Review Summary: Time to recalibrate.
In the past couple of years, Mike Vennart kept himself busy by touring with Biffy Clyro and Empire State Bastard, a new project with Simon Neil and Dave Lombardo. A new solo album wasn’t really expected to follow that soon. Nevertheless, he announced it out of the blue, choosing the independent route. That meant no heavy promotional activities or detailing much about it until the week of release. 2020’s In the Dead, Dead Wood
was quite an achievement, pushing into darker, more personal territory. The man decided this was worth further exploring, so Forgiveness & The Grain
takes a few more steps down the same path. There is controlled chaos and a hazy atmosphere about it that draws you in right away. Music-wise, we receive bits of everything he has composed so far, going from softer post-rock to explosive pieces.

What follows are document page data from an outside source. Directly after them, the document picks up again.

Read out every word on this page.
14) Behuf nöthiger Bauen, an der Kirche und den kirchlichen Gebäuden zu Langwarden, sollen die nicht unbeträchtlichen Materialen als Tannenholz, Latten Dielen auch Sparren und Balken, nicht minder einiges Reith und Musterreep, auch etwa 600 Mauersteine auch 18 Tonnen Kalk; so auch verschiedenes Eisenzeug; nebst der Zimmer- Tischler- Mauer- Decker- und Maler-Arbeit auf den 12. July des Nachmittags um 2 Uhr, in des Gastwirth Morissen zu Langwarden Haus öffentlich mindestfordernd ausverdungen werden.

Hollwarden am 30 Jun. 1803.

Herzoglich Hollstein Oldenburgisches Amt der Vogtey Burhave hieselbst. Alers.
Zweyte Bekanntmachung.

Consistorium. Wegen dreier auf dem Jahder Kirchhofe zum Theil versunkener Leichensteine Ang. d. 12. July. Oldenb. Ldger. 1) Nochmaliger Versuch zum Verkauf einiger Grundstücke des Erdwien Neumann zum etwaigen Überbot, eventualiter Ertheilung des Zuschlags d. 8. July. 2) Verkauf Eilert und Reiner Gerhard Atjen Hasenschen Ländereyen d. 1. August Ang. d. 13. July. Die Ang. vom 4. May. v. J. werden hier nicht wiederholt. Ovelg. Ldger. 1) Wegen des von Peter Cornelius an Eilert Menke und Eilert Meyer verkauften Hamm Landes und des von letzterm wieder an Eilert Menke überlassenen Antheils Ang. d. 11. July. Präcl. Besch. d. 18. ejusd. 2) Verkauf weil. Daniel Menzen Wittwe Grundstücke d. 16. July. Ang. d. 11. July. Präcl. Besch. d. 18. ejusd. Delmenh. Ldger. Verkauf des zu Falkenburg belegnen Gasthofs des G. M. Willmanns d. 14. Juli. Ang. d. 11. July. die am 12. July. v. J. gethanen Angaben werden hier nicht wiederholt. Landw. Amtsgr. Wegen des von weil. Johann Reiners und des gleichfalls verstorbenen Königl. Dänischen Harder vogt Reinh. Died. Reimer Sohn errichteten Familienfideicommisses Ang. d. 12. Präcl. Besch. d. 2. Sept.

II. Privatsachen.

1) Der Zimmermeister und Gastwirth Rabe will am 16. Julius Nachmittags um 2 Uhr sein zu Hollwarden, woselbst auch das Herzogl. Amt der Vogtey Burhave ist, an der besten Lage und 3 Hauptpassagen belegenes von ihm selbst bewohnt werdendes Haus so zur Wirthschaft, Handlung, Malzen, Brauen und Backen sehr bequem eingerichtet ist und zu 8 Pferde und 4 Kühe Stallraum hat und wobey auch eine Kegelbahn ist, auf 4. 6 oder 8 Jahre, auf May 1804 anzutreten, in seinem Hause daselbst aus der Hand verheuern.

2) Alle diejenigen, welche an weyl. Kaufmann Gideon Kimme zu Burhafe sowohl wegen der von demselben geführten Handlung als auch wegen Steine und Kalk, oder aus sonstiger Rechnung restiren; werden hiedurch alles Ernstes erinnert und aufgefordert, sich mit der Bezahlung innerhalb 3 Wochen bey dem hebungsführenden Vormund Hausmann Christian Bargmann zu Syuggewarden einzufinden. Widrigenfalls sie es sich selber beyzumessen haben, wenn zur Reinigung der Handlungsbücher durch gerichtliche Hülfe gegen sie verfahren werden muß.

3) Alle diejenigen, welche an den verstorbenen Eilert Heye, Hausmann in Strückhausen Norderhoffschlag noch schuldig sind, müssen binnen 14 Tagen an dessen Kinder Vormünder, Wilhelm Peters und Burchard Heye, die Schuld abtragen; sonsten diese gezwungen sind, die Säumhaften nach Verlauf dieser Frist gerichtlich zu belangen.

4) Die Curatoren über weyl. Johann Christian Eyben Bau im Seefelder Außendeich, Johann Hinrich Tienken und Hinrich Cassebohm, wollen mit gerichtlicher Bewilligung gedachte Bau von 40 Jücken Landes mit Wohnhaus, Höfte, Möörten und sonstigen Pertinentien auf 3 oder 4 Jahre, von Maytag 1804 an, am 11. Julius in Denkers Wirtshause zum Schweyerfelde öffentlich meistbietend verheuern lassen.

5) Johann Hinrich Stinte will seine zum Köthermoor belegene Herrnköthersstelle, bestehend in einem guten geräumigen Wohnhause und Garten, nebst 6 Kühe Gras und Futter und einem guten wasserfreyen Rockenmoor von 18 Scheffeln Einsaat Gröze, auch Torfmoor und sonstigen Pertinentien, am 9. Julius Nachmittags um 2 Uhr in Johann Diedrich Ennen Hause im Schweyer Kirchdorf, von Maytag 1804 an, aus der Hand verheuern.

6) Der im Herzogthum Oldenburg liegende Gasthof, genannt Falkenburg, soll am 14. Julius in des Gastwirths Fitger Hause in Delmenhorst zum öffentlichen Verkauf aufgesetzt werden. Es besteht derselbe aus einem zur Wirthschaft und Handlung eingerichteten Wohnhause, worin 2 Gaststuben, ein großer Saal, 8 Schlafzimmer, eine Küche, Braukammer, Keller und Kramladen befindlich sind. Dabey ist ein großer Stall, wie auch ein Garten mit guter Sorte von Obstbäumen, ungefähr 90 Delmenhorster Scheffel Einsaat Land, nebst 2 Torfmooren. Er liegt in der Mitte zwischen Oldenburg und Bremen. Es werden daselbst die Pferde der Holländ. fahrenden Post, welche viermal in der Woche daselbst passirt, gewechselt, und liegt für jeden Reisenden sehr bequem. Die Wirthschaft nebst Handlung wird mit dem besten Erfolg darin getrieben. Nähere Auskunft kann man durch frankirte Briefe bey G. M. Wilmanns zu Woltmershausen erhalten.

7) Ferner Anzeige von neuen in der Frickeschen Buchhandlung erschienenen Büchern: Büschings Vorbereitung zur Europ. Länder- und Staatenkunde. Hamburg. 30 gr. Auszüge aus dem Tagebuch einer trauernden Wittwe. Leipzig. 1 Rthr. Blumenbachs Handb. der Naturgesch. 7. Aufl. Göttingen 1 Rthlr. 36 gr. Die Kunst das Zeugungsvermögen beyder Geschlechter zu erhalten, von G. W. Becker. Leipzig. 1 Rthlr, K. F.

Opener, “Chapter X: Whereupon I Immediately Did Nothing” starts with Gambler’s piano overture that grows into a melancholic ditty with traces of Oceansize. It would transpose really well on a Dear Hunter album. “3 Syllables” follows, its sturdy bass line acting as the back bone, while Vennart’s powerful vocals battle for the forefront. The fuzz-drenched low end wins towards the end, offering a round of hard hitting riffs. Moreover, “Luminous Target” takes it up a notch through noisy production choices and some screaming. The guitars are given more room to audibly expand, whereas the pounding drums really drive the song. There is this slightly uncanny, volatile feeling all the tracks transmit, it's cool. During the LP’s middle stretch, a couple of atmospheric numbers change the mood considerably. “R U The Future??” brings lush vocals over discreet piano chords, as well as a beautiful, smooth mix of reverb-laden guitars and synths. “Fractal” benefits from a minimalistic approach on the first half, only to suddenly transition to a harsh, distorted wall of sound. Soon after, punishing riffs a la Boris are unveiled to great effect. This is one of the most striking cuts on Forgiveness & The Grain
and perhaps from Mike’s catalog yet.
The final two tracks on the album are moody epics for which everything we’ve heard so far was thrown into a sonic blender and directed at us. “The Japanese No” is a slow burner with lovely croons. A lo-fi ambiance is created by the multiple effects on the guitars, building a tension that is sustained for minutes on end. Then, “Seventy Six” takes the opposite route, kicking in with sharp, distorted progressions and shouts. Again the instrumental threatens to bury Mike’s voice and it gradually does in a cool, cinematic fashion. The way Vennart toys with less conventional approaches to the songs’ structures maintains an element of surprise. Also, for the most part, he avoids classic distorted guitar chords, enhancing instead the heaviness of the bass and drums in order to fill the spaces where usually those would soar up front. This provides the record a slightly different and rather fresh sound. In other words, the man can do no wrong and Forgiveness & The Grain
is another excellent addition to his solo career.